In reintroducing the bill, the congresswoman noted that with more than 300 million medical imaging examinations and radiation therapy treatments in the United States each year, many procedures are performed by personnel who are not adequately trained or credentialed.

Currently, 34 U.S. states and Puerto Rico have licensure and certification laws in effect. Twelve states and the District of Columbia either have no licensure laws or are considering legislative proposals.

Michigan and Nevada have certification statutes for mammography only. Colorado has laws for mammography and limited licensure. Pennsylvania mandates that technologists pass a state examination, if they have not passed an exam from the American Registry of Radiologic Technologists (ARRT of St. Paul, Minn.) or another approved certification board. Minnesota requires that an x-ray equipment operator be a registered technologist through the ARRT, licensed by another state, or has passed a Minnesota state-approved exam.

The CARE bill also is backed by the Alliance for Quality Medical Imaging and Radiation Therapy, a coalition of radiologic organizations that represents more than 250,000 healthcare professionals.


Photoelectron to sell company
Its failure to secure long-term financing has prompted Photoelectron Corp. (PeC of North Billerica, Mass.) to put the company on the selling block.

The maker of miniature x-ray systems for medical and industrial applications warned that a buyer may not be found “on acceptable terms, if at all.” PeC added that it is “unlikely that the proceeds of any sale will be sufficient to pay the company’s creditors and that, as a result, minimal value, if any, will be available to the company’s stockholders.”

If PeC does find a buyer, the company said that it would proceed with the sale as part of a Chapter 11 bankruptcy filing.

PeC, which was founded in 1989, also announced that its chairman and CEO, Peter M. Nomikos, has resigned from the company.

In its November 2002 quarterly filing with the Securities and Exchange Commission (SEC), PeC reported that it “has experienced significant operating losses in each year since its inception, due primarily to substantial research and development expenditures.” As of Sept. 28, 2002, PeC had an accumulated deficit of $61 million.

In PeC’s financial report for the first nine months of 2002, the company tallied revenues of $1.3 million and posted a nine-month net loss of $5.6 million.

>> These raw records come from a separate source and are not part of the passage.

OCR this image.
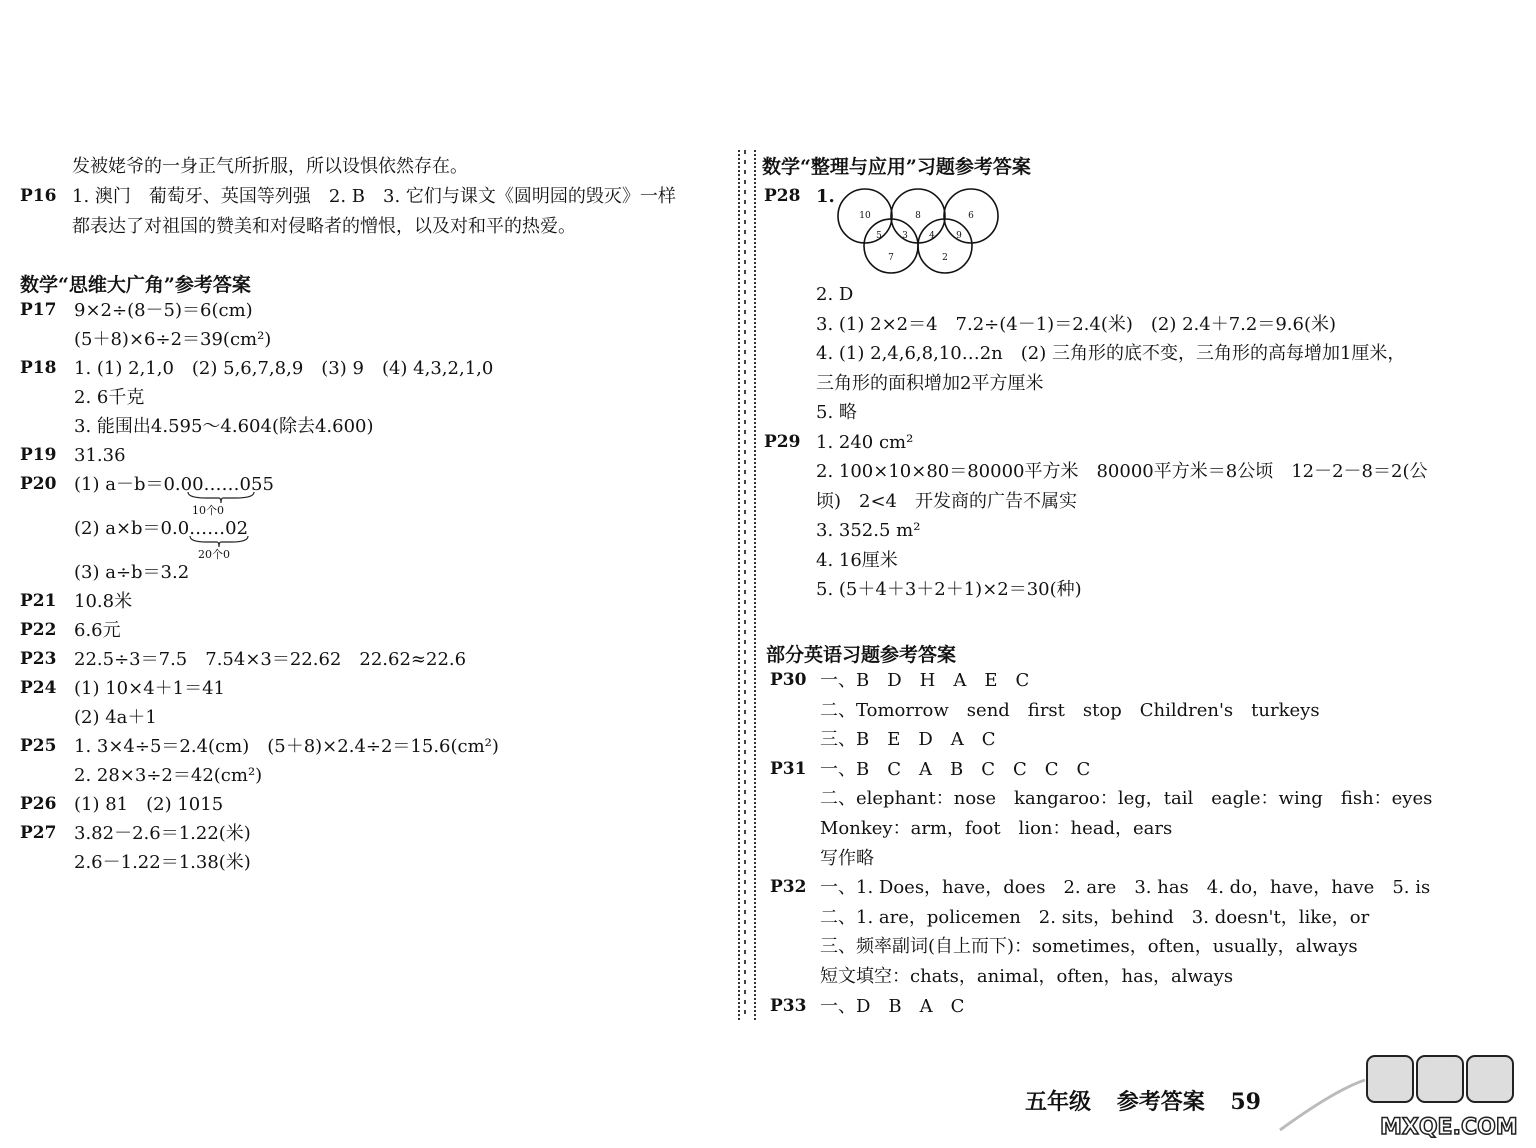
发被姥爷的一身正气所折服，所以设惧依然存在。
P16 1. 澳门　葡萄牙、英国等列强　2. B　3. 它们与课文《圆明园的毁灭》一样
都表达了对祖国的赞美和对侵略者的憎恨，以及对和平的热爱。
数学“思维大广角”参考答案
P17 9×2÷(8－5)＝6(cm)
(5＋8)×6÷2＝39(cm²)
P18 1. (1) 2,1,0　(2) 5,6,7,8,9　(3) 9　(4) 4,3,2,1,0
2. 6千克
3. 能围出4.595～4.604(除去4.600)
P19 31.36
P20 (1) a－b＝0.00……055
(2) a×b＝0.0……02
(3) a÷b＝3.2
P21 10.8米
P22 6.6元
P23 22.5÷3＝7.5　7.54×3＝22.62　22.62≈22.6
P24 (1) 10×4＋1＝41
(2) 4a＋1
P25 1. 3×4÷5＝2.4(cm)　(5＋8)×2.4÷2＝15.6(cm²)
2. 28×3÷2＝42(cm²)
P26 (1) 81　(2) 1015
P27 3.82－2.6＝1.22(米)
2.6－1.22＝1.38(米)
10个0
20个0
数学“整理与应用”习题参考答案
P28 1.
2. D
3. (1) 2×2＝4　7.2÷(4－1)＝2.4(米)　(2) 2.4＋7.2＝9.6(米)
4. (1) 2,4,6,8,10…2n　(2) 三角形的底不变，三角形的高每增加1厘米，
三角形的面积增加2平方厘米
5. 略
P29 1. 240 cm²
2. 100×10×80＝80000平方米　80000平方米＝8公顷　12－2－8＝2(公
顷)　2<4　开发商的广告不属实
3. 352.5 m²
4. 16厘米
5. (5＋4＋3＋2＋1)×2＝30(种)
部分英语习题参考答案
P30 一、B　D　H　A　E　C
二、Tomorrow　send　first　stop　Children's　turkeys
三、B　E　D　A　C
P31 一、B　C　A　B　C　C　C　C
二、elephant：nose　kangaroo：leg，tail　eagle：wing　fish：eyes
Monkey：arm，foot　lion：head，ears
写作略
P32 一、1. Does，have，does　2. are　3. has　4. do，have，have　5. is
二、1. are，policemen　2. sits，behind　3. doesn't，like，or
三、频率副词(自上而下)：sometimes，often，usually，always
短文填空：chats，animal，often，has，always
P33 一、D　B　A　C
10	8	6
5 3 4 9
7	2
五年级 参考答案 59
MXQE.COM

In 2001, revenues totaled $995,939, compared with $1.4 million in 2000 and $534,634 in 1999. PeC’s net loss in 2001 increased to $9.1 million, compared with $7.8 million in 2000 and $7.5 million in 1999.

In January, PeC was able to complete bridge financing arrangements with PYC Corp., the company’s largest shareholder, and orders for Carl-Zeiss-Ziftung (Oberkochen, Germany). PYC agreed to provide up to $500,000 under a line of credit secured by the company’s assets, while Carl Zeiss purchased five miniature x-ray systems for a total of $500,000.

PeC’s miniature x-ray systems are designed for intra-operative radiation therapy, radiosurgery, intravascular radiation therapy and brachytherapy.


Elekta to buy Neuromag Oy
Elekta AB (Stockholm) is making a move to expand once again in the neuroimaging market.

The company has signed an agreement to acquire magneto-encephalography (MEG) brain monitoring company Neuromag Oy (Helsinki) for approximately $4.1 million. Neuromag specializes in non-invasive MEG brain monitoring systems for real-time functional brain mapping and imaging.

Neuromag estimates that 32 of its systems are installed worldwide. Elekta has been the exclusive distributor of Neuromag’s MEG systems in Japan and other parts of Asia.

MEG is designed to locate and quantitatively correlate neuronal activity in different areas of the brain. MEG technology is used for pre-surgical mapping of the brain, such as for localization of epileptic foci.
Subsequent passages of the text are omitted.